Сами литературные кружки первой половины 50-х годов не могли не вызвать в Толстом сначала недоверия, а потом и враждебности. Это было какое-то странное, переходное время от величайшего гнета конца николаевской эпохи к значительной свободе нового царствования. Тяжелая атмосфера недавно пережитого еще не сменилась новой, а лишь медленно и робко вытеснялась ею. Пока длилась осада Севастополя и война, старые принципы и старые правила беспрепятственно царили в жизни и все подчинялись им. Писатели, жившие в то время, надо отдать им полную справедливость, умели недурно приспособиться к обстановке и чувствовали себя и счастливыми, и довольными. Белинский умер в 1848 году, и его место трибуна не было занято никем.
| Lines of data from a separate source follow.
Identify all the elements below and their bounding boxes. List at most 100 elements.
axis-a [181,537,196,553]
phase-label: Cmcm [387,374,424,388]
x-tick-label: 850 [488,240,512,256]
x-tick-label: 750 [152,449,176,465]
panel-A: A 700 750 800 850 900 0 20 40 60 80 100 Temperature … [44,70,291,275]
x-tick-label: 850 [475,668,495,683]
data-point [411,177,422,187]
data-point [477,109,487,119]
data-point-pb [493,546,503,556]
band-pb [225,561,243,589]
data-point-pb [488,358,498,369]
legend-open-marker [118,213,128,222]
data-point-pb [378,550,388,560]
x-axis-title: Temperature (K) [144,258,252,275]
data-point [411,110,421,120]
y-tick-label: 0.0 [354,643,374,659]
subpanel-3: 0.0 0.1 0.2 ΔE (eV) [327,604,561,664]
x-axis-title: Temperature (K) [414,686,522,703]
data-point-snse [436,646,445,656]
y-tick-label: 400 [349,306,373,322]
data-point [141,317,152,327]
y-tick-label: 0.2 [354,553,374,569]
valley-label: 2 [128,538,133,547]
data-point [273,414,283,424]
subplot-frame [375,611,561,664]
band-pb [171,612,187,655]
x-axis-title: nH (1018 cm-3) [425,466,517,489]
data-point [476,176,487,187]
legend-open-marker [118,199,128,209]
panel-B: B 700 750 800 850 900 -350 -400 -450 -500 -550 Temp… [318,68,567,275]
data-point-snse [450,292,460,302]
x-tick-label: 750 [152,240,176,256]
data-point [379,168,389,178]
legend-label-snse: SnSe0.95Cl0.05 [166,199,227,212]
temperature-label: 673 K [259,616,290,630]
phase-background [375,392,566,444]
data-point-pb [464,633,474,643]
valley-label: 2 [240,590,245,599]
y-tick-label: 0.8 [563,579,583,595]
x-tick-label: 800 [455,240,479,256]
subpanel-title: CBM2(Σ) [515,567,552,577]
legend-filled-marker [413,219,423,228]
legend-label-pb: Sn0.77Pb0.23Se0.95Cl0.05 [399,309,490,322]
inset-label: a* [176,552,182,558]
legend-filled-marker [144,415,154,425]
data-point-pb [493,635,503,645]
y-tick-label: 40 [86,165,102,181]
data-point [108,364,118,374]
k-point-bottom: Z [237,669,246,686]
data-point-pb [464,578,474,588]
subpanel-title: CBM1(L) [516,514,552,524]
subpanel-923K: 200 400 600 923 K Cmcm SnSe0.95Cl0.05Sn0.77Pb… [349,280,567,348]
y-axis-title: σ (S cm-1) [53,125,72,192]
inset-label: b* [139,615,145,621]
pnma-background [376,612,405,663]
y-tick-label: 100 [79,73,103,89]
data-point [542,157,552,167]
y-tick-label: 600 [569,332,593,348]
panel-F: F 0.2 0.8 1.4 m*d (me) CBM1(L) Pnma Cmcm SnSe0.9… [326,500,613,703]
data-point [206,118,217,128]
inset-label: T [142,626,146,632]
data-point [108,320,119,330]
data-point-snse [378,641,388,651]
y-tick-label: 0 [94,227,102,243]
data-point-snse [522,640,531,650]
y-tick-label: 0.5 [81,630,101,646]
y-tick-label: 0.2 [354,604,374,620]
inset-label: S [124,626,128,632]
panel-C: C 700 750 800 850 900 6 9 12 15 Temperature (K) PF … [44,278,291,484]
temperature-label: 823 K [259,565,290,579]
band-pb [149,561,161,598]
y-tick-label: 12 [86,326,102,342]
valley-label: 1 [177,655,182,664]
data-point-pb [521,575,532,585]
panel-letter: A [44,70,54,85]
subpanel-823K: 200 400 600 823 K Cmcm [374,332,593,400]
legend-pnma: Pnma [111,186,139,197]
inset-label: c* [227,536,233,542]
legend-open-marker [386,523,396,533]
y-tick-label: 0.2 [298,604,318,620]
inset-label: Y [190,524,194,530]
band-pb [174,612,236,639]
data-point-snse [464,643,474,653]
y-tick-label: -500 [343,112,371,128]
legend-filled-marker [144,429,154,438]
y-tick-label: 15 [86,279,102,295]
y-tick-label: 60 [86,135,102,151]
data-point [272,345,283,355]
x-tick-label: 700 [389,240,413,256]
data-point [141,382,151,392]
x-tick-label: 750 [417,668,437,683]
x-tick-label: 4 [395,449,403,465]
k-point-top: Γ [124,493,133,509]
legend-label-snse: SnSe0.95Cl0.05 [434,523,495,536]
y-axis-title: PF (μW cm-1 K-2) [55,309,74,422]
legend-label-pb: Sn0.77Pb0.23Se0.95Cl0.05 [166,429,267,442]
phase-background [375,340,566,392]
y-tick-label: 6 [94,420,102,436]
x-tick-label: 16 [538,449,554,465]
Если не о нем, то о его проповеди забыли даже в кружке близких ему лиц и, как дети, вырвавшиеся из-под строгого надзора, предались легкомыслию, самодовольству, увлечению чистой красотой. Несколько одностороннее, но в сущности глубоко верное описание литературного легкомыслия того времени дал нам сам Толстой:
“Мне, – рассказывает граф Толстой, – было 26 лет, когда я приехал после войны в Петербург и сошелся с писателями. Меня приняли как своего, льстили мне даже. И не успел я оглянуться, как сословные писательские взгляды на жизнь усвоились мною и уже совершенно изгладили во мне все мои прежние попытки сделаться лучше. Взгляды эти под распущенность моей жизни подставили теорию, которая ее оправдывала. Теория утверждала, что жизнь вообще идет развиваясь и что в этом развитии главное участие принимаем мы, люди мысли, а из людей мысли главное влияние имеем мы, художники, поэты. Наше призвание учить людей, не зная чему: художник-де и поэт учат бессознательно. Я считался чудесным художником и поэтом, и потому мне очень естественно было усвоить эту теорию. И вот я, художник, поэт, писал и учил, сам не зная чему. Мне за это платили деньги, у меня был прекрасный стол, квартира, женщины, общество, у меня была слава: значит то, чему я учил, было очень хорошо. Теория эта о развитии жизни и значении поэзии была вера, и я был одним из жрецов ее. Быть жрецом ее было очень выгодно и приятно. И я довольно долго жил в этой вере, не сомневаясь в ее истинности. Но на второй и особенно на третий год такой жизни я стал сомневаться в непогрешимости этой веры и стал ее исследовать. Первым поводом к сомнению было то, что жрецы этой веры не все были согласны между собою. Одни из них говорили: “Мы – самые хорошие и полезные учителя; мы учим тому, что нужно, а другие учат неправильно”. А другие говорили: “Нет, мы настоящие, а вы учите неправильно”. И они спорили, ссорились, бранились, обманывали, плутовали друг против друга.